Panahi, 49, is known for his gritty, socially critical movies such as “The Circle,” which bagged the 2000 Venice Golden Lion award, “Crimson Gold” and “Offside,” winner of the 2006 Silver Bear at the Berlin film festival.
In February, the authorities banned Panahi from leaving the country to attend the Berlin film festival.
In a signed letter released by the ILNA news agency on Tuesday, 50 Iranian filmmakers and artists called for Panahi to be set free.
They said the country’s film industry has been Iran’s “cultural ambassador and representative to the world over the past 30 years since the Islamic revolution.”
“We ask the ministry of culture, intelligence and head of judiciary to take measures to release” Panahi, the letter said.
Meanwhile, Iran deployed hundreds of policemen across Tehran on Tuesday to quell any possible opposition protests as the nation began celebrating the annual Persian fire festival, witnesses told AFP.
Iran’s supreme leader Ayatollah Ali Khamenei had on Sunday urged Iranians to shun the festival after branding it un-Islamic and an event which causes “a lot of harm.”
But witnesses said people had already begun celebrating the ritual, setting off firecrackers to mark the ancient pagan festival of Charshanbe Soori, which is held on the eve of the last Wednesday of the Persian calendar year.
They said police were deployed in Tehran’s Haft-e Tir Square, Saadat Abad and Velanjak - regular venues for opposition protests over last June’s disputed re-election of President Mahmoud Ahmadinejad.
For the past 10 months, opposition supporters have used public events to stage anti-government demonstrations, and security forces have warned they will crack down on any such outbursts staged on Tuesday.
“People should hold the celebration near their homes.
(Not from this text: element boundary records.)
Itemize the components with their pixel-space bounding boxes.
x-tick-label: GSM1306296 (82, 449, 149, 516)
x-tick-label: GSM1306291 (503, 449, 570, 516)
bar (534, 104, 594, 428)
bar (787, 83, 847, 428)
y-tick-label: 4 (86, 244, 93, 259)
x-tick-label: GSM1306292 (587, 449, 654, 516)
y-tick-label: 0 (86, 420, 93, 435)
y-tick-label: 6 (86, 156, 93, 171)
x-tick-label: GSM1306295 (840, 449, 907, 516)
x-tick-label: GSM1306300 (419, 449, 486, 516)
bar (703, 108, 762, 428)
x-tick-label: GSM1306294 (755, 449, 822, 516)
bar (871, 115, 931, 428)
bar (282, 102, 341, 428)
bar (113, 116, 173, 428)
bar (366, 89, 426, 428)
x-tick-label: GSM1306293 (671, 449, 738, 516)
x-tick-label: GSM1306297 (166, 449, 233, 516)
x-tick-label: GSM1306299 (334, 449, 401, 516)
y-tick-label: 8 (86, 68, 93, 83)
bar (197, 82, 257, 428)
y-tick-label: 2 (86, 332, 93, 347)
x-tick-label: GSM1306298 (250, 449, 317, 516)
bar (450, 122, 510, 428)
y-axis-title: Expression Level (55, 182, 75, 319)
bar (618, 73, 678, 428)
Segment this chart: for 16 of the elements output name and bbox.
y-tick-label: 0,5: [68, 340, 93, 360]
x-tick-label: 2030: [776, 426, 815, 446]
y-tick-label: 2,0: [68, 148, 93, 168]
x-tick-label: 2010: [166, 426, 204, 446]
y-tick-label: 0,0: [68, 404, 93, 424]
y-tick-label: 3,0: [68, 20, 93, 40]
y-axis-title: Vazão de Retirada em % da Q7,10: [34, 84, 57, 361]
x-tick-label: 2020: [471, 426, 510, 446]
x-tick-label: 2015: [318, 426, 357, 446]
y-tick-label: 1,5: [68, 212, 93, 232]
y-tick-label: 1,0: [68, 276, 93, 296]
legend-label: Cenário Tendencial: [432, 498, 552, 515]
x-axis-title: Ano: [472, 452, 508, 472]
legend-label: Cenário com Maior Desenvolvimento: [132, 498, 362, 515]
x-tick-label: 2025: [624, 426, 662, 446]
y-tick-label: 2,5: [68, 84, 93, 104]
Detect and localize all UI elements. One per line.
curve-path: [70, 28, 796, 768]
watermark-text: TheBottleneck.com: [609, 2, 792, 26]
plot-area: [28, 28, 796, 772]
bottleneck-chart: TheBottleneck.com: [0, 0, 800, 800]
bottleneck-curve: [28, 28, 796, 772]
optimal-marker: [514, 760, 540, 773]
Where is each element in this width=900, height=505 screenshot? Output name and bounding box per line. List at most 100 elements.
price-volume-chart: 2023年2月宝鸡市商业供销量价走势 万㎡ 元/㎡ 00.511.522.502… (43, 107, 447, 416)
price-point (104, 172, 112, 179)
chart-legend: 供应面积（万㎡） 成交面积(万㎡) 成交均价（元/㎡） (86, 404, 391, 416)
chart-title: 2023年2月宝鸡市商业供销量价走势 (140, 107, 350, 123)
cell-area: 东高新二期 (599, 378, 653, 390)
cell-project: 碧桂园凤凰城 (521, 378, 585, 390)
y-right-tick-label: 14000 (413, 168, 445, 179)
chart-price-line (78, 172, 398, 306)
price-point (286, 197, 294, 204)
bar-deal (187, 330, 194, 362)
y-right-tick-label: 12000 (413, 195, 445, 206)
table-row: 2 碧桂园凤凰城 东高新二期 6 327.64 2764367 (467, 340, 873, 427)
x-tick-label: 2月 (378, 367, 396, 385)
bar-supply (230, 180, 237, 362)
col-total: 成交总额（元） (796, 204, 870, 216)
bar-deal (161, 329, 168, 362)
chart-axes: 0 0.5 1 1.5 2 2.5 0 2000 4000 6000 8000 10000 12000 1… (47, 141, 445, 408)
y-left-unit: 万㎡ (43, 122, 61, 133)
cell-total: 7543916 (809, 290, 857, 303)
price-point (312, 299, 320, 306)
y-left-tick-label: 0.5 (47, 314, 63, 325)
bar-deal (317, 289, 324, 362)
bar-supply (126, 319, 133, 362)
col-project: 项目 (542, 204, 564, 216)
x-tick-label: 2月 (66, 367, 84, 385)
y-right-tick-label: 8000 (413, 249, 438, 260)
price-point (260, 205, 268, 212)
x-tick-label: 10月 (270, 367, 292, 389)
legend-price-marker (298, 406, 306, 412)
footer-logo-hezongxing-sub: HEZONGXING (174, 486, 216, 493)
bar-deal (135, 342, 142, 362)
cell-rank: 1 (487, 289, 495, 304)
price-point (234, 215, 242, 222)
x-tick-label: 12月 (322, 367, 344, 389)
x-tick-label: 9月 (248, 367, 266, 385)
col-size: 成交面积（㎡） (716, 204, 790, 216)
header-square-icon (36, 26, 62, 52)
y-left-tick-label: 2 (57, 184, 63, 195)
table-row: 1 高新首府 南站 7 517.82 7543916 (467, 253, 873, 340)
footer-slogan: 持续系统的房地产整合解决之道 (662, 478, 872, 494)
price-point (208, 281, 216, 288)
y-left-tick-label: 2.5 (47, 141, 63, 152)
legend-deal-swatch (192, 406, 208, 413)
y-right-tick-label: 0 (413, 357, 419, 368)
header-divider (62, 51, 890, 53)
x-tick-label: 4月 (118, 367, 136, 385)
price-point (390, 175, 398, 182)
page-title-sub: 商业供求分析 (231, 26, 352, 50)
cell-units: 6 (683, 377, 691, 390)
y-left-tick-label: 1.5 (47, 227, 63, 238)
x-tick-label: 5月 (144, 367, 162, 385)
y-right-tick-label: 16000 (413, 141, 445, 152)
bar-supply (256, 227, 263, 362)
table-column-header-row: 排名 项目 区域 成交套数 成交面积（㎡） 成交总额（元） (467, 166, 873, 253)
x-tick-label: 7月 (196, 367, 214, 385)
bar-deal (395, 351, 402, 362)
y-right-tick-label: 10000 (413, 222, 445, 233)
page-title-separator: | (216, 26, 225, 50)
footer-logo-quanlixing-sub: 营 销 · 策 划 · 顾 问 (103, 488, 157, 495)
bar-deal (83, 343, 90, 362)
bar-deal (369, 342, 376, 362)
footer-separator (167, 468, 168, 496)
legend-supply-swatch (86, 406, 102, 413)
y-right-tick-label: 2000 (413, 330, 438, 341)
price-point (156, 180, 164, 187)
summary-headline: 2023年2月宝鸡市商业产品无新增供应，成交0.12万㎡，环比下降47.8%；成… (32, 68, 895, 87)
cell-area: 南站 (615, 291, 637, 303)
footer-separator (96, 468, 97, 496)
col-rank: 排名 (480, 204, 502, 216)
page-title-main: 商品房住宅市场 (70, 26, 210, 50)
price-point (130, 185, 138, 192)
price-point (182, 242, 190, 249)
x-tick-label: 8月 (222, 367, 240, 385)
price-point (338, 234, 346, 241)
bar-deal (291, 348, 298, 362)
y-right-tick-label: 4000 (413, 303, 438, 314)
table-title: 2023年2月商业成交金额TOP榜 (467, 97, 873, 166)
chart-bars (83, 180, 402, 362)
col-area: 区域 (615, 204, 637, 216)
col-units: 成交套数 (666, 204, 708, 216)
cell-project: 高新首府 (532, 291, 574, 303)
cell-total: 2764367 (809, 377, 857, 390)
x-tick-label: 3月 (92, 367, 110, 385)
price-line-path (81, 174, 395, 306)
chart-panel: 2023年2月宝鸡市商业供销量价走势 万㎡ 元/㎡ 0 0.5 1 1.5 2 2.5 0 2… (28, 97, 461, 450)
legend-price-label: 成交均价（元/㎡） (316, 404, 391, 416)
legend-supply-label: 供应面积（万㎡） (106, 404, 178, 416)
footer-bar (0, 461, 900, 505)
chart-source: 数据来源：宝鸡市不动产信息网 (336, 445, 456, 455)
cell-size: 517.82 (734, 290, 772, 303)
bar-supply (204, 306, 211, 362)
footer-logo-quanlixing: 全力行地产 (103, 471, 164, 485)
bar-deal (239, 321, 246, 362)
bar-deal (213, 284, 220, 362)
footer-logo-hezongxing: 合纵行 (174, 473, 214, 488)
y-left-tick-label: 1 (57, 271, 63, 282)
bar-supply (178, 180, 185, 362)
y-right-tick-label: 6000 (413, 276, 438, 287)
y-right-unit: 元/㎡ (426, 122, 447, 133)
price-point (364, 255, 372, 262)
Gatherings in main streets will be confronted,” a senior police official was quoted as saying by the ISNA news agency.
Charshanbe Soori is a prelude to Nowrouz, the Persian New Year which starts on March 21 and marks the arrival of spring.
Iranians celebrate the festival by lighting bonfires in public places and leaping over the flames, shouting “Sorkhiye to az man, Zardiye man az to (Give me your redness and I will give you my paleness).”
Jumping over the flames symbolises a hope for happiness in the new year and an end to the suffering of the year gone by.
Khamenei said the festival has “no basis in sharia (Islamic religious law) and creates a lot of harm and corruption, (which is why) it is appropriate to avoid it.”
Every year casualties are reported, many from burn injuries, including from accidents linked to firecrackers. Media in recent days have already reported the deaths of seven people making or lighting firecrackers.
Some clerics see the ritual as heretical fire-worshipping, although it has been marked in Iran for centuries and, like the Persian New Year itself and other ancient rituals, has survived the advent of Islam.
Main opposition leader Mir Hossein Mousavi has urged his supporters not to use the festival as an excuse to stage anti-government rallies and not to provoke hardliners.